4. Both nodes can contain either a test for a variable or a label for the classification output.
QUESTION 2
1. Can you apply Decision Trees to a numeric variable?
2. Yes, a decision tree can handle numerical targets as long as they are continuous.
3. In general you cannot use numerical targets in a decision tree model. However, you can bin your numeric variables so to create "categories" and then apply the decision tree model.
4. No, you cannot use numerical targets in a decision tree model.
QUESTION 3
1. Given a dataset, is the decison tree associated to the dataset unique?
2. Yes, the decision tree generated from the same dataset is necesserely unique.
3. No, you can have different decision trees generated from the same dataset, but they are always binary.
4. No, you can have different decision trees generated from the same dataset with different "shapes".
QUESTION 4
1. Why does CART try to generate leaf nodes that are as pure as possible?
2. Even though in a pure leaf node the confidence is reduced, the ability of generalization is improved.
3. Having leaf nodes that are as pure as possible reduces the classification error.
4. A pure leaf node creates a balanced branch, which 50% of the nodes on the left size and 50% on the right.
QUESTION 5
1. Why CART might create a node that is not pure?
2. This cannot happen because the split function only generates pure nodes.
3. This cannot happen by definition of the split function.
4. This happens when all the variables in that particular set have the same values, but the target still has several different outcomes.
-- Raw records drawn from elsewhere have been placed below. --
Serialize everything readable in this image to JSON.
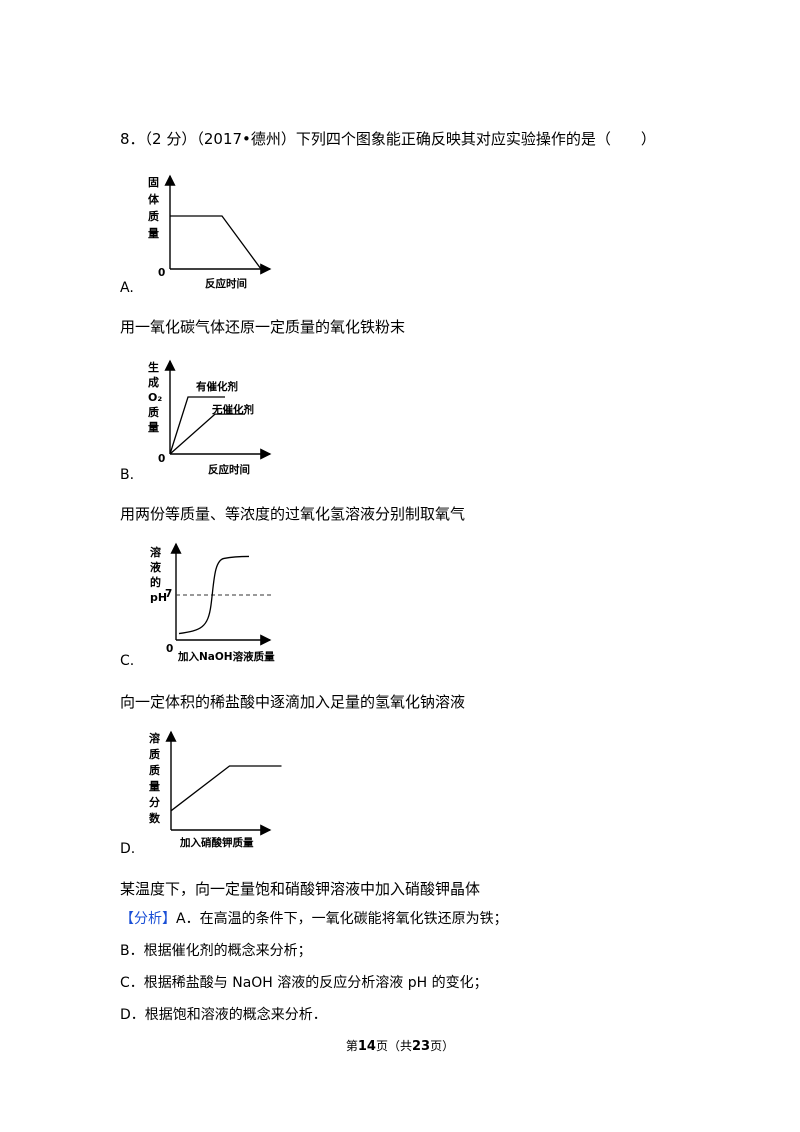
{
  "question": {
    "text": "8．（2 分）（2017•德州）下列四个图象能正确反映其对应实验操作的是（　　）"
  },
  "options": [
    {
      "label": "A.",
      "description": "用一氧化碳气体还原一定质量的氧化铁粉末",
      "chart_data": {
        "type": "line",
        "ylabel_chars": [
          "固",
          "体",
          "质",
          "量"
        ],
        "xlabel": "反应时间",
        "origin": "0",
        "series": [
          {
            "points": [
              [
                0,
                1
              ],
              [
                0.4,
                1
              ],
              [
                0.7,
                0
              ]
            ]
          }
        ]
      }
    },
    {
      "label": "B.",
      "description": "用两份等质量、等浓度的过氧化氢溶液分别制取氧气",
      "chart_data": {
        "type": "line",
        "ylabel_chars": [
          "生",
          "成",
          "O₂",
          "质",
          "量"
        ],
        "xlabel": "反应时间",
        "origin": "0",
        "series": [
          {
            "name": "有催化剂",
            "points": [
              [
                0,
                0
              ],
              [
                0.18,
                1
              ],
              [
                0.55,
                1
              ]
            ]
          },
          {
            "name": "无催化剂",
            "points": [
              [
                0,
                0
              ],
              [
                0.45,
                0.7
              ],
              [
                0.75,
                0.7
              ]
            ]
          }
        ]
      }
    },
    {
      "label": "C.",
      "description": "向一定体积的稀盐酸中逐滴加入足量的氢氧化钠溶液",
      "chart_data": {
        "type": "line",
        "ylabel_chars": [
          "溶",
          "液",
          "的",
          "pH"
        ],
        "ref_label": "7",
        "xlabel": "加入NaOH溶液质量",
        "origin": "0",
        "series": [
          {
            "shape": "s-curve",
            "start_ph": 1,
            "end_ph": 13
          }
        ]
      }
    },
    {
      "label": "D.",
      "description": "某温度下，向一定量饱和硝酸钾溶液中加入硝酸钾晶体",
      "chart_data": {
        "type": "line",
        "ylabel_chars": [
          "溶",
          "质",
          "质",
          "量",
          "分",
          "数"
        ],
        "xlabel": "加入硝酸钾质量",
        "series": [
          {
            "points": [
              [
                0,
                0.3
              ],
              [
                0.45,
                1
              ],
              [
                0.85,
                1
              ]
            ]
          }
        ]
      }
    }
  ],
  "analysis": {
    "tag": "【分析】",
    "lines": [
      "A．在高温的条件下，一氧化碳能将氧化铁还原为铁；",
      "B．根据催化剂的概念来分析；",
      "C．根据稀盐酸与 NaOH 溶液的反应分析溶液 pH 的变化；",
      "D．根据饱和溶液的概念来分析．"
    ]
  },
  "footer": {
    "prefix": "第",
    "page": "14",
    "middle": "页（共",
    "total": "23",
    "suffix": "页）"
  }
}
In this situation the algorithm cannot further split the data.
QUESTION 6
1. Why do we need to prune a decision tree.
2. We prune a decision tree to simplify the rules generated by the algorithm.
3. In order to reduce complexity and avoid memorizing the training set, occasionally we might need to "prune" the decision tree by removing some branches.
4. When the tree is too 'bushy" we need to prune it.
QUESTION 7
1. What are the main differences between CART and C4.5? (Select all the answers that apply)
2. C4.5 allows more than two branches, while CART does not.
3. C4.5 use entropy as splitting function, while CART use a probabilistic-based function.
4. C4.5 generates node that are pure compared to CART.
5. C4.5 produces less "bushy" tree compared to CART.